Sommige dingen stralen misschien geen hoogwaardig ingenieurswerk uit, maar getuigen wel van denken als een ingenieur, stelt columnist Rolf Hut. Zoals een afstandsbediening met aansluiting voor een hoofdtelefoon.

‘Oh... dat is slim zeg!’ Terwijl dit door mijn hoofd schiet, weet ik dat ik het onderwerp voor een nieuwe column heb gevonden. In de afstandsbediening van de smart-tv in mijn AirBnB zit namelijk een koptelefoonaansluiting. Hoe vaak heb ik thuis wel niet gehoord: ‘Mag de tv iets zachter? Ik probeer met iemand te zoomen!’

De afstand van tv tot bank is te groot voor de kabel van de koptelefoon en de koptelefoon via bluetooth draadloos aansluiten op de tv is altijd zo’n enorm gedoe dat mijn voorganger op deze pagina, Jasper van Kuijk, daaraan makkelijk een van zijn ‘hoe moeilijk kan het zijn’-columns in de Volkskrant zou kunnen wijden. De koptelefoonplug in de afstandsbediening plaatsen lost het hele probleem op. Hoe geweldig kan het zijn!

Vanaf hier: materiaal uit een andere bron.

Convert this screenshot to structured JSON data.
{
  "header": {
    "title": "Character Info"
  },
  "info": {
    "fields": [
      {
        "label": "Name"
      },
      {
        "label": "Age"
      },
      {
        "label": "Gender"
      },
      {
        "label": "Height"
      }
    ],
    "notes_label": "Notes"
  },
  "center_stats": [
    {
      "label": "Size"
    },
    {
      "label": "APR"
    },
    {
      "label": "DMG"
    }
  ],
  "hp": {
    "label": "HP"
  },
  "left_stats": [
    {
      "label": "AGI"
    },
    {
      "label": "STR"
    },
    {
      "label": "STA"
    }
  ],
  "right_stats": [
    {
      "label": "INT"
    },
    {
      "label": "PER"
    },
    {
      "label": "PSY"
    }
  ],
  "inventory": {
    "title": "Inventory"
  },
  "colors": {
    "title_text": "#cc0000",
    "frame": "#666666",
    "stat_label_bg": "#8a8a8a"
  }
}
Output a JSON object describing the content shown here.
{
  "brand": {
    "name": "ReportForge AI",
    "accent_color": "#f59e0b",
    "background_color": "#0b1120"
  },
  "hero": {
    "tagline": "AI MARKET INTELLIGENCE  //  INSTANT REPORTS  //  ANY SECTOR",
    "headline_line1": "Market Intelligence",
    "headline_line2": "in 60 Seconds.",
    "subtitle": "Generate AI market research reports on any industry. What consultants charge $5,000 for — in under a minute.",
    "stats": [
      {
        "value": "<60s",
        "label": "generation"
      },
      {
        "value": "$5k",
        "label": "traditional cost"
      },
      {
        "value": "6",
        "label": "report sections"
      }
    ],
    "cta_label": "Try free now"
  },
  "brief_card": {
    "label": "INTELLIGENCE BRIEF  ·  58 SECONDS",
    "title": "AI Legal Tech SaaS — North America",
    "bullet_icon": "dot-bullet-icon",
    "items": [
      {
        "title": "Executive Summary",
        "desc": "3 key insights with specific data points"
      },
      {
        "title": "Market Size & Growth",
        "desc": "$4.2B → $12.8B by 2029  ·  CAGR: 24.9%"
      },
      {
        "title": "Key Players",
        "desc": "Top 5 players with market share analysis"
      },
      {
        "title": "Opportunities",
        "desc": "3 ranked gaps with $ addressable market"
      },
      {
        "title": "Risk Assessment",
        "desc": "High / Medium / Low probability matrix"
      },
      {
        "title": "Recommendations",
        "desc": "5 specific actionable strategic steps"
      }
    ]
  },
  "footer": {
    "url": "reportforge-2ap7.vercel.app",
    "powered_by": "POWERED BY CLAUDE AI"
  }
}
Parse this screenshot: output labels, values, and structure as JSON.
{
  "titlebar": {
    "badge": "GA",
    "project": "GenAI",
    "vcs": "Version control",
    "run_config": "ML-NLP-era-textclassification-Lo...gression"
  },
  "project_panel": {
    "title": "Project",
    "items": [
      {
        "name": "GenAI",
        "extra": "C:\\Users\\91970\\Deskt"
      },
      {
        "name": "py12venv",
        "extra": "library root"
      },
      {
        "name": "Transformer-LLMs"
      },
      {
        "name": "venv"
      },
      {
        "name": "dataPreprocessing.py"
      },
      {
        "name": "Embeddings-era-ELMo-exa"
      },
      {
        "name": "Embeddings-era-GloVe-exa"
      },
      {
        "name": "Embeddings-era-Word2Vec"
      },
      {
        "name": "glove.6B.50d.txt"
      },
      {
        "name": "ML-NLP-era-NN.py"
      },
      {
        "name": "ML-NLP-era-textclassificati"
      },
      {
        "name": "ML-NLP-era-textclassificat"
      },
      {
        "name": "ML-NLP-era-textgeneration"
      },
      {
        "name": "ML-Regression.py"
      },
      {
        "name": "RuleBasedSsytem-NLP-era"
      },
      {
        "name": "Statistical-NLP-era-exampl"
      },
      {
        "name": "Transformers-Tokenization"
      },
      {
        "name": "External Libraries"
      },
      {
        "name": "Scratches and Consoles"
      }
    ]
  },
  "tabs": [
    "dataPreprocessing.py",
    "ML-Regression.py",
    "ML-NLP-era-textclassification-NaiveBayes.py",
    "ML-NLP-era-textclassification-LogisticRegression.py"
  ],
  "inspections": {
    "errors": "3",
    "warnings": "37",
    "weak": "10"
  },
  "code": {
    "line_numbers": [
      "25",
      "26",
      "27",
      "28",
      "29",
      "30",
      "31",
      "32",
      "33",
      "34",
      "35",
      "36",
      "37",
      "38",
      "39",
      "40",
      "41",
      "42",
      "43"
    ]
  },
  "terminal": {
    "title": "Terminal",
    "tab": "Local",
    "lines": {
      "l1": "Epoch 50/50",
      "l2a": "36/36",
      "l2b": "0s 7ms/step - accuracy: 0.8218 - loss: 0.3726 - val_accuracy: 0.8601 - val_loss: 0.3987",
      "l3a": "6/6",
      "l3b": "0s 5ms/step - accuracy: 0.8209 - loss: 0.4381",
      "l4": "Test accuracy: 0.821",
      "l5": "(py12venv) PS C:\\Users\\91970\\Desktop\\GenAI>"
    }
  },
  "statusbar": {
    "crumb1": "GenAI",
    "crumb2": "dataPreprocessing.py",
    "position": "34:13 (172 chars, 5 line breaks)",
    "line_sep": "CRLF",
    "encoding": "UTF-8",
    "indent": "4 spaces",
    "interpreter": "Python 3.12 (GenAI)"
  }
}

Normaal zou mijn column hier eindigen: mooi staaltje innovatie, goed idee, probleem opgelost, school­voorbeeld van ingenieursdenken om trots op te zijn. Maar hier is meer aan de hand. De koptelefoonplug verandert fundamenteel wat een afstandsbediening is. Was de afstands­bediening altijd een apparaat dat alleen naar de tv kon zenden, nu kan die ook signalen ont­vangen en is de communicatie met de tv tweerichtingsverkeer geworden. De bedenker dacht niet: ‘Hoe kan ik een afstandsbediening beter maken?’, maar ‘Wat zou ik willen kunnen met een apparaat dat ik toch al bij de hand heb als ik vanaf de bank tv kijk?’

Als ingenieur is het een goede oefening om je af te vragen wat een apparaat echt is en waarvoor je het zou willen gebruiken.

Dit lijkt op een foto­toestel aan een telefoon toevoegen: helemaal opnieuw bedenken wat een apparaat zou moeten kunnen.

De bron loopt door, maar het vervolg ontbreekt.